Syntax highlighting certain Unicode characters

  • Hi. I’m proofreading some OCR’ed text in NPP and it contains some Cyrillic (among other things). Since several Cyrillic letters are of exactly the same shape as certain Latin letters, but of course they go by different code, I would like to syntax highlight them to be sure what am I seeing. Is that possible, please?

  • NB. For the time being, I quasi-solved it by creating a delimiter style to highlight between characters { and } and performed a regex replacement of [complete cyrillic alphabet here]+ to {$0} thus enclosing any Cyrillic character or word between { } braces.
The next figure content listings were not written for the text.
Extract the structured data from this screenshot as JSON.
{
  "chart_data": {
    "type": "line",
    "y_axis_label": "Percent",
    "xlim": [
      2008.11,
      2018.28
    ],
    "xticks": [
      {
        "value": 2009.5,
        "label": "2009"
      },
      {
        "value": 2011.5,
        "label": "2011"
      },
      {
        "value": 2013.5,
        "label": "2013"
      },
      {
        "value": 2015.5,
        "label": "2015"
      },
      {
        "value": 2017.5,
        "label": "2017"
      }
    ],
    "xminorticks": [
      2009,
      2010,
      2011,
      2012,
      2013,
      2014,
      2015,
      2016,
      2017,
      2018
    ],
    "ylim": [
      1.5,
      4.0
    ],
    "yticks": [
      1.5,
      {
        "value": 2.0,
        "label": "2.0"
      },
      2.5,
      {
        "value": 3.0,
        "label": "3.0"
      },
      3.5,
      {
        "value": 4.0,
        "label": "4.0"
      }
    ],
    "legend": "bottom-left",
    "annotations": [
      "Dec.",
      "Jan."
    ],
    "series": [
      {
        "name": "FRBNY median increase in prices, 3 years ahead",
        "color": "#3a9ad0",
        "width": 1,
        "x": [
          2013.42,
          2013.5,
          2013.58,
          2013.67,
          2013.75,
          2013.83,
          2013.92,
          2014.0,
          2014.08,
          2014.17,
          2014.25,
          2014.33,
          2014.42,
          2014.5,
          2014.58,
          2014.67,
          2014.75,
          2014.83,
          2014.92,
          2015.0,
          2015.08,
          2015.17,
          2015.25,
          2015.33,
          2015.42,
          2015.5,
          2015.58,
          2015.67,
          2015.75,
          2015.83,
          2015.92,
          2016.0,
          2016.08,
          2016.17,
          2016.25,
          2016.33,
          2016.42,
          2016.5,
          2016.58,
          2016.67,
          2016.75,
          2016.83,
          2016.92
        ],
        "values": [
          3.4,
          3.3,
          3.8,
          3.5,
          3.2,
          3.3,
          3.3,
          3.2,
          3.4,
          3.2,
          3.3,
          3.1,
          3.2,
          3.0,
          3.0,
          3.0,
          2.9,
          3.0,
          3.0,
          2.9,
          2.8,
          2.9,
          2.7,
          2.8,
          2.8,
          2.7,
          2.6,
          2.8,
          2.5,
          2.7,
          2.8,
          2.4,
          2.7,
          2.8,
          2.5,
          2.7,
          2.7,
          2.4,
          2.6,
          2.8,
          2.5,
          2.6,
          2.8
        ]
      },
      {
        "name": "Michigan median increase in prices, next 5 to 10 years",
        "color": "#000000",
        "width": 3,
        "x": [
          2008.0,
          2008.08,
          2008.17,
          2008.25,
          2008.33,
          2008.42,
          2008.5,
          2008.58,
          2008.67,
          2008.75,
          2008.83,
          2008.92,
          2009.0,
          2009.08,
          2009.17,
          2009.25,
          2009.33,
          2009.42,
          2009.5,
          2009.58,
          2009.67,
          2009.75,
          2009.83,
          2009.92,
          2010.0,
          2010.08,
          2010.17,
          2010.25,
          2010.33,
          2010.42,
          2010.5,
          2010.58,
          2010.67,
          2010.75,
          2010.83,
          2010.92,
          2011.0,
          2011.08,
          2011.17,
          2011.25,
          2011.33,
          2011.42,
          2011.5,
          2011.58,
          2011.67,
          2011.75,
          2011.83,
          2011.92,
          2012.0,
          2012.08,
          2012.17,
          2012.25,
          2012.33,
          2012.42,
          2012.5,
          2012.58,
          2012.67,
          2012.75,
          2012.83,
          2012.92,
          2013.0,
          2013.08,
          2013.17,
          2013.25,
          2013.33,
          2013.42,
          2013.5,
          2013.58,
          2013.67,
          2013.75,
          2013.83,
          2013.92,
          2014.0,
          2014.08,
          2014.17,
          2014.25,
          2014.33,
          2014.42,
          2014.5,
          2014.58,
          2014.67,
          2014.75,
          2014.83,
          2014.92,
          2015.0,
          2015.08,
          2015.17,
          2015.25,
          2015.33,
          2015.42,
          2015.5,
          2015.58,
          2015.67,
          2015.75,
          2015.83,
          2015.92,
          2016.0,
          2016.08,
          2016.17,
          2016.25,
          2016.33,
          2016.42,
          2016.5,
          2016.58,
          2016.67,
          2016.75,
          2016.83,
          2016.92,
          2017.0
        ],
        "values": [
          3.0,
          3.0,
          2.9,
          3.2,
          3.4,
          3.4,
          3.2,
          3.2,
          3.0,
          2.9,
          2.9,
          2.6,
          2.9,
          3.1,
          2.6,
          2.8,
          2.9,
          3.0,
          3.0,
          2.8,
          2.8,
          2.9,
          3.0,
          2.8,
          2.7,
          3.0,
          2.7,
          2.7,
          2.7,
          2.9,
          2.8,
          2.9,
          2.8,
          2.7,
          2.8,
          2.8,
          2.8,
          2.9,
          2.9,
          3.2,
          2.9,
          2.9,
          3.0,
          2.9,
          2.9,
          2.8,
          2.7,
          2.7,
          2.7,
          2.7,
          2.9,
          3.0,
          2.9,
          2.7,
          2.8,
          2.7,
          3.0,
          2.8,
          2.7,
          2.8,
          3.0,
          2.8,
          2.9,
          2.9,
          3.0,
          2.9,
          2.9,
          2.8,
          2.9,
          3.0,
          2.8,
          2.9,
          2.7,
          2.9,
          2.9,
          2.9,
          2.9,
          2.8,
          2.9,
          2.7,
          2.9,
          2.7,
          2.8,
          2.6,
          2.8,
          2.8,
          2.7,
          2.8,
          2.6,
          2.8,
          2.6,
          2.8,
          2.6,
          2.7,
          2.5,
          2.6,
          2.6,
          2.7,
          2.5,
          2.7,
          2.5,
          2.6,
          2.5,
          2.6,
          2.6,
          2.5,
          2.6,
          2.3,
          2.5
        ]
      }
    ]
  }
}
But this isn’t very nice of course.

  • Cannot be solved via UDL, afaik.
    Two possible solutions might be to mark the regex matches instead of replacing it (4th tab of find/reaplce dialog)
    or to use a scripting plugin like pythonscript, lua script … to write your own quasi-lexer.
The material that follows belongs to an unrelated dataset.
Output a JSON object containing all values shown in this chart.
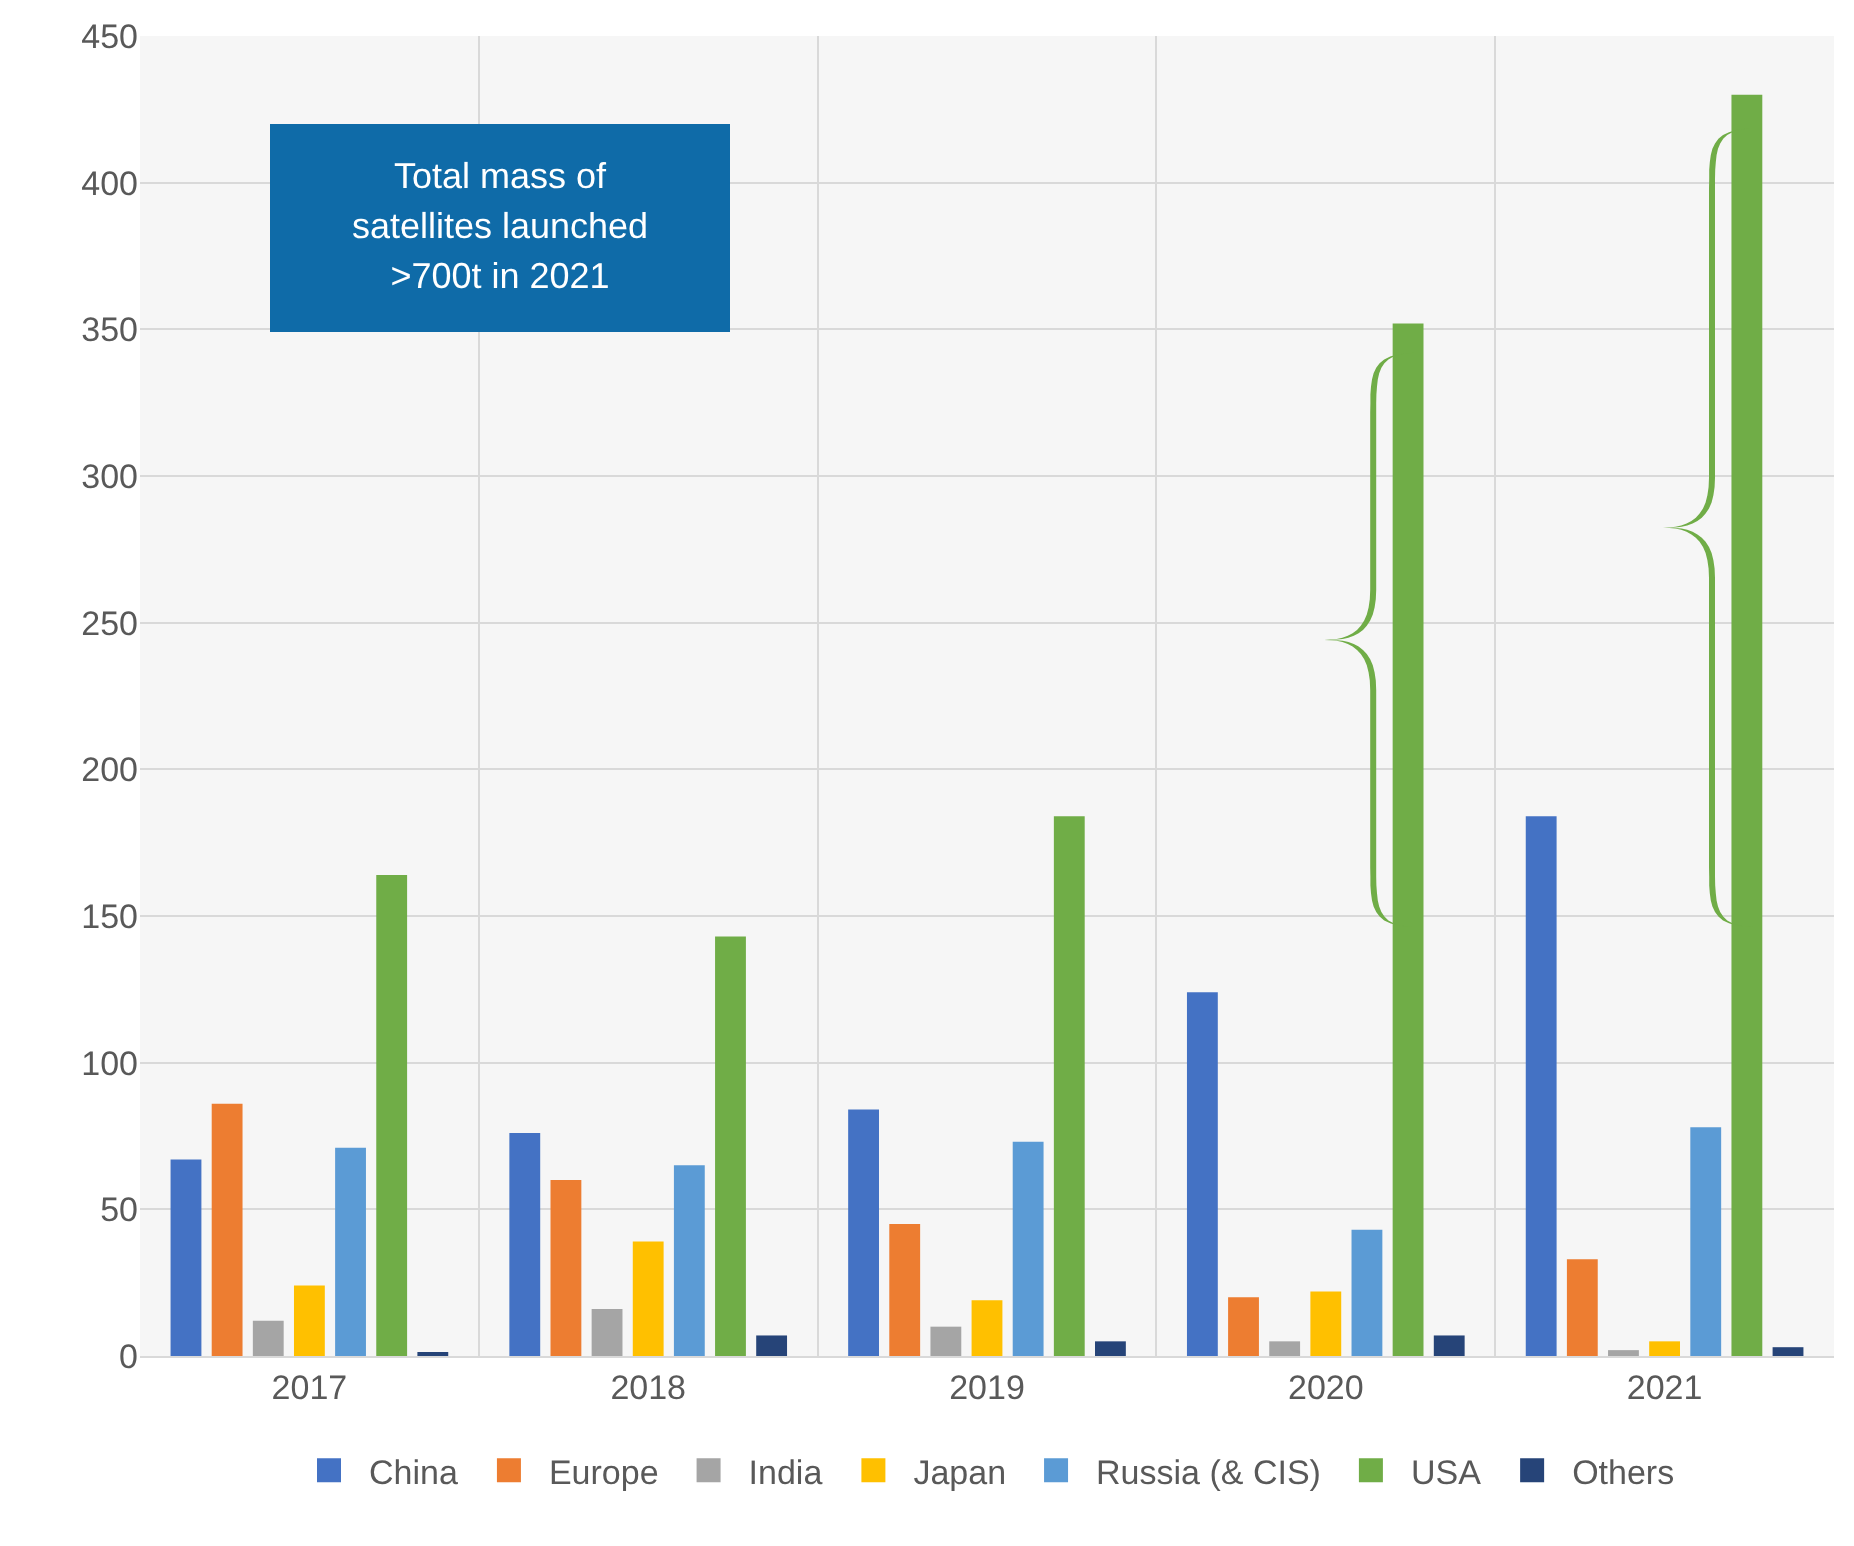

  • Sorry to hear that, @Ekopalypse, but actually, I know nothing of either Python or Lua, nor about the programming of NPP. So, this won’t be solved. Thank you for letting me know.

  • @Láng-Attila-D

    I hope we haven’t misunderstood each other but

    mark the regex matches instead of replacing it (4th tab of find/reaplce dialog)

    doesn’t involve any programming and doesn’t manipulate your text either.

  • Oh, I see. I wasn’t aware about that function. Well, it’s nice, too. The only problem is that it doesn’t remain so after reopening the document. Well, better than nothing. Thank you.

  • @Láng-Attila-D

    strictily speaking, UDL does not remain too but get automatically reapplied.
    One further thing you can do is to record a macro, save the action and assign
    a shortcut then you have to just press that shortcut and the regex marks get reapplied as well.